PB: Some years ago I first used the term “The Geometric Sublime” to describe my work. I based this on Jon McCormack and Alan Dorin’s paper, “Art, Emergence, and the Computational Sublime” [17]. They illustrate their idea using Pi—the ratio between the diameter and circumference of a circle. Because it is irrational, its decimal expansion is infinite and non-repeating. By converting individual digits to colors and using them to populate successive frames, it’s possible to generate an infinite sequence that will include every image that has ever been (or ever will be) made. All movies are in there too, as well as the winning values for next week’s lottery. The problem is that this is infinite and we don’t know where to look. This theme was explored by Darren Aronofsky in his 1998 movie Pi [18]. Although the processes I create are based on simple structures, their emergent and iterative properties are also potentially infinite and it is this potential that invokes sublimity: whole universes of discourse contained in just a few simple marks.

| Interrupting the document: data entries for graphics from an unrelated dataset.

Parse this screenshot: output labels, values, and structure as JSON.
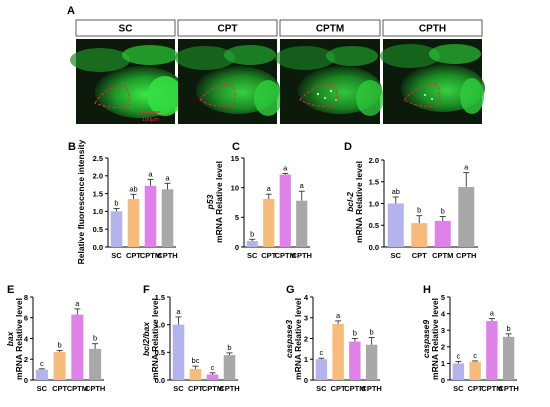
{
  "colors": {
    "SC": "#b3b3ee",
    "CPT": "#f8bb7c",
    "CPTM": "#de82ea",
    "CPTH": "#a8a8a8",
    "fluor_bg": "#0b1a0b",
    "fluor_green": "#2bd63a",
    "outline_red": "#e03030"
  },
  "panel_A": {
    "letter": "A",
    "groups": [
      "SC",
      "CPT",
      "CPTM",
      "CPTH"
    ],
    "scale_bar": "100μm"
  },
  "chart_data": [
    {
      "panel": "B",
      "type": "bar",
      "categories": [
        "SC",
        "CPT",
        "CPTM",
        "CPTH"
      ],
      "values": [
        1.0,
        1.35,
        1.72,
        1.62
      ],
      "errors": [
        0.08,
        0.13,
        0.18,
        0.17
      ],
      "sig": [
        "b",
        "ab",
        "a",
        "a"
      ],
      "ylabel": [
        "Relative fluorescence intensity"
      ],
      "ylim": [
        0,
        2.5
      ],
      "yticks": [
        "0.0",
        "0.5",
        "1.0",
        "1.5",
        "2.0",
        "2.5"
      ]
    },
    {
      "panel": "C",
      "type": "bar",
      "categories": [
        "SC",
        "CPT",
        "CPTM",
        "CPTH"
      ],
      "values": [
        1.0,
        8.1,
        12.2,
        7.8
      ],
      "errors": [
        0.3,
        0.8,
        0.2,
        1.6
      ],
      "sig": [
        "b",
        "a",
        "a",
        "a"
      ],
      "ylabel": [
        "p53",
        "mRNA Relative level"
      ],
      "ylim": [
        0,
        15
      ],
      "yticks": [
        "0",
        "5",
        "10",
        "15"
      ]
    },
    {
      "panel": "D",
      "type": "bar",
      "categories": [
        "SC",
        "CPT",
        "CPTM",
        "CPTH"
      ],
      "values": [
        1.0,
        0.55,
        0.6,
        1.38
      ],
      "errors": [
        0.15,
        0.17,
        0.1,
        0.33
      ],
      "sig": [
        "ab",
        "b",
        "b",
        "a"
      ],
      "ylabel": [
        "bcl-2",
        "mRNA Relative level"
      ],
      "ylim": [
        0,
        2.0
      ],
      "yticks": [
        "0.0",
        "0.5",
        "1.0",
        "1.5",
        "2.0"
      ]
    },
    {
      "panel": "E",
      "type": "bar",
      "categories": [
        "SC",
        "CPT",
        "CPTM",
        "CPTH"
      ],
      "values": [
        1.0,
        2.7,
        6.3,
        3.0
      ],
      "errors": [
        0.08,
        0.15,
        0.55,
        0.5
      ],
      "sig": [
        "c",
        "b",
        "a",
        "b"
      ],
      "ylabel": [
        "bax",
        "mRNA Relative level"
      ],
      "ylim": [
        0,
        8
      ],
      "yticks": [
        "0",
        "2",
        "4",
        "6",
        "8"
      ]
    },
    {
      "panel": "F",
      "type": "bar",
      "categories": [
        "SC",
        "CPT",
        "CPTM",
        "CPTH"
      ],
      "values": [
        1.0,
        0.2,
        0.1,
        0.45
      ],
      "errors": [
        0.14,
        0.05,
        0.03,
        0.04
      ],
      "sig": [
        "a",
        "bc",
        "c",
        "b"
      ],
      "ylabel": [
        "bcl2/bax",
        "mRNA Relative level"
      ],
      "ylim": [
        0,
        1.5
      ],
      "yticks": [
        "0.0",
        "0.5",
        "1.0",
        "1.5"
      ]
    },
    {
      "panel": "G",
      "type": "bar",
      "categories": [
        "SC",
        "CPT",
        "CPTM",
        "CPTH"
      ],
      "values": [
        1.0,
        2.7,
        1.85,
        1.7
      ],
      "errors": [
        0.05,
        0.15,
        0.15,
        0.35
      ],
      "sig": [
        "c",
        "a",
        "b",
        "b"
      ],
      "ylabel": [
        "caspase3",
        "mRNA Relative level"
      ],
      "ylim": [
        0,
        4
      ],
      "yticks": [
        "0",
        "1",
        "2",
        "3",
        "4"
      ]
    },
    {
      "panel": "H",
      "type": "bar",
      "categories": [
        "SC",
        "CPT",
        "CPTM",
        "CPTH"
      ],
      "values": [
        1.0,
        1.1,
        3.55,
        2.6
      ],
      "errors": [
        0.12,
        0.05,
        0.15,
        0.18
      ],
      "sig": [
        "c",
        "c",
        "a",
        "b"
      ],
      "ylabel": [
        "caspase9",
        "mRNA Relative level"
      ],
      "ylim": [
        0,
        5
      ],
      "yticks": [
        "0",
        "1",
        "2",
        "3",
        "4",
        "5"
      ]
    }
  ]
}
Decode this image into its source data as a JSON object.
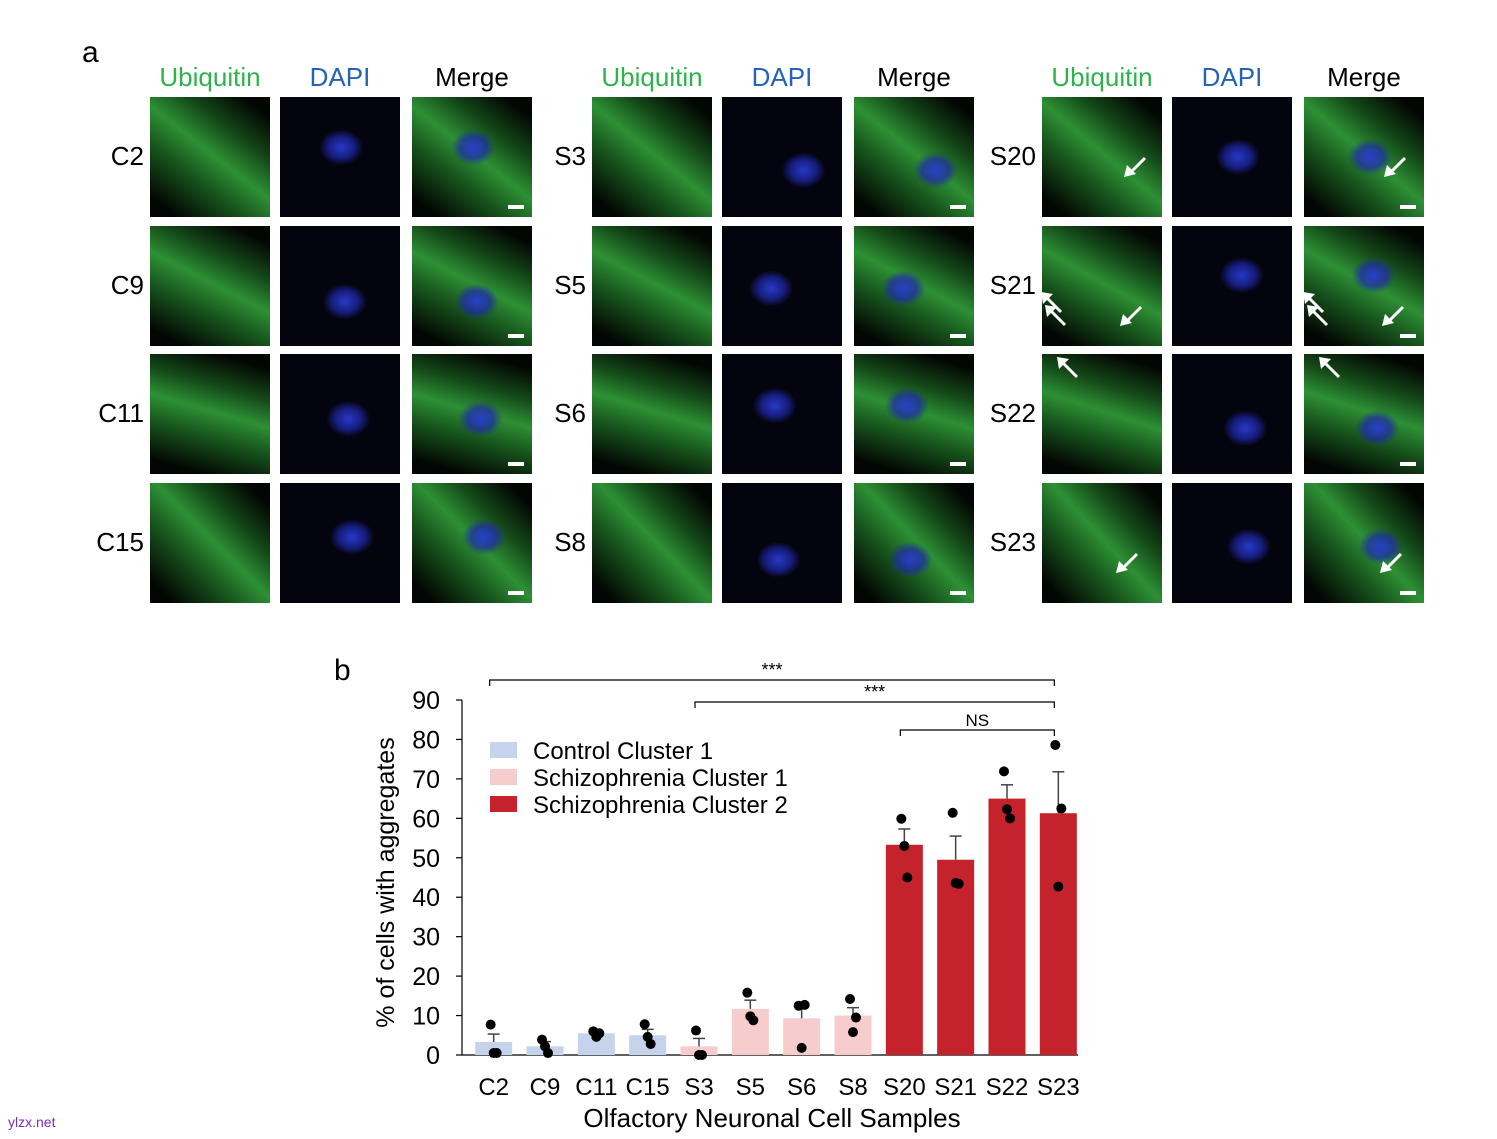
{
  "panel_a": {
    "label": "a",
    "groups": [
      {
        "headers": [
          "Ubiquitin",
          "DAPI",
          "Merge"
        ],
        "rows": [
          "C2",
          "C9",
          "C11",
          "C15"
        ]
      },
      {
        "headers": [
          "Ubiquitin",
          "DAPI",
          "Merge"
        ],
        "rows": [
          "S3",
          "S5",
          "S6",
          "S8"
        ]
      },
      {
        "headers": [
          "Ubiquitin",
          "DAPI",
          "Merge"
        ],
        "rows": [
          "S20",
          "S21",
          "S22",
          "S23"
        ]
      }
    ],
    "colors": {
      "ubiquitin": "#2eb34a",
      "dapi": "#2463b8",
      "merge": "#000000"
    }
  },
  "panel_b": {
    "label": "b",
    "chart_data": {
      "type": "bar",
      "categories": [
        "C2",
        "C9",
        "C11",
        "C15",
        "S3",
        "S5",
        "S6",
        "S8",
        "S20",
        "S21",
        "S22",
        "S23"
      ],
      "values": [
        3.3,
        2.2,
        5.5,
        5.0,
        2.2,
        11.7,
        9.3,
        10.0,
        53.3,
        49.5,
        65.0,
        61.3
      ],
      "errors": [
        2.0,
        1.2,
        0.4,
        1.5,
        2.0,
        2.2,
        3.3,
        2.0,
        4.0,
        6.0,
        3.5,
        10.5
      ],
      "points": [
        [
          7.7,
          0.5,
          0.5
        ],
        [
          3.9,
          0.5,
          2.2
        ],
        [
          6.0,
          5.5,
          4.6
        ],
        [
          7.8,
          2.8,
          4.6
        ],
        [
          6.2,
          0.0,
          0.0
        ],
        [
          15.8,
          8.8,
          9.8
        ],
        [
          12.5,
          12.7,
          1.8
        ],
        [
          14.2,
          9.5,
          5.8
        ],
        [
          59.9,
          45.0,
          53.0
        ],
        [
          61.4,
          43.4,
          43.6
        ],
        [
          71.9,
          60.0,
          62.3
        ],
        [
          78.6,
          62.5,
          42.7
        ]
      ],
      "groups": [
        "Control Cluster 1",
        "Control Cluster 1",
        "Control Cluster 1",
        "Control Cluster 1",
        "Schizophrenia Cluster 1",
        "Schizophrenia Cluster 1",
        "Schizophrenia Cluster 1",
        "Schizophrenia Cluster 1",
        "Schizophrenia Cluster 2",
        "Schizophrenia Cluster 2",
        "Schizophrenia Cluster 2",
        "Schizophrenia Cluster 2"
      ],
      "legend": [
        {
          "name": "Control Cluster 1",
          "color": "#c5d3ec"
        },
        {
          "name": "Schizophrenia Cluster 1",
          "color": "#f6cccc"
        },
        {
          "name": "Schizophrenia Cluster 2",
          "color": "#c4232b"
        }
      ],
      "legend_position": "top-left",
      "ylabel": "% of cells with aggregates",
      "xlabel": "Olfactory Neuronal Cell Samples",
      "ylim": [
        0,
        90
      ],
      "yticks": [
        0,
        10,
        20,
        30,
        40,
        50,
        60,
        70,
        80,
        90
      ],
      "significance": [
        {
          "from": "C2",
          "to": "S23",
          "label": "***"
        },
        {
          "from": "S3",
          "to": "S23",
          "label": "***"
        },
        {
          "from": "S20",
          "to": "S23",
          "label": "NS"
        }
      ]
    }
  },
  "watermark": "ylzx.net"
}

It also relates to my long-term interest in the I Ching. The book begins with the single unitary One or Taijitu which divides into the two primary principles: yin and yang. These combine in sets of three to form the eight trigrams which also define the eight extents of the three-dimensional world. The trigrams permutate with each other to form the 64 archetypes or hexagrams that govern the universe, and these in turn mutate into each other to form the 4,096 changes to which the title of the book refers. On one level the book is a symbolic cosmology that describes how the world we experience emerges from the first unitary principle. The process is echoed in Lao Tzu’s Tao Te Ching: “The way begets one; one begets two; two begets three; three begets the myriad creatures” [19].
In my mind this is not so different to the contemporary scientific interpretation of how our universe came to be: the big bang, inflation, plasma condensing into hydrogen, gravity forming the first stars which forge the elements, the stars explode distributing the elements, and so on. . . .
My work explores a graphic universe: it takes simple units and combines them to create emergent phenomena—new universes of image and thought. It doesn’t represent the universe and neither does it abstract from the universe. It creates its own universe—one that has metaphorical parallels with all other universes.
TMB: What a wonderful concept. It makes me think of how all life on Earth has evolved from a single cell in the early prehistory of our planet. Infinite possibility from the timeless space of the void. Thank you, Paul, for sharing your insights!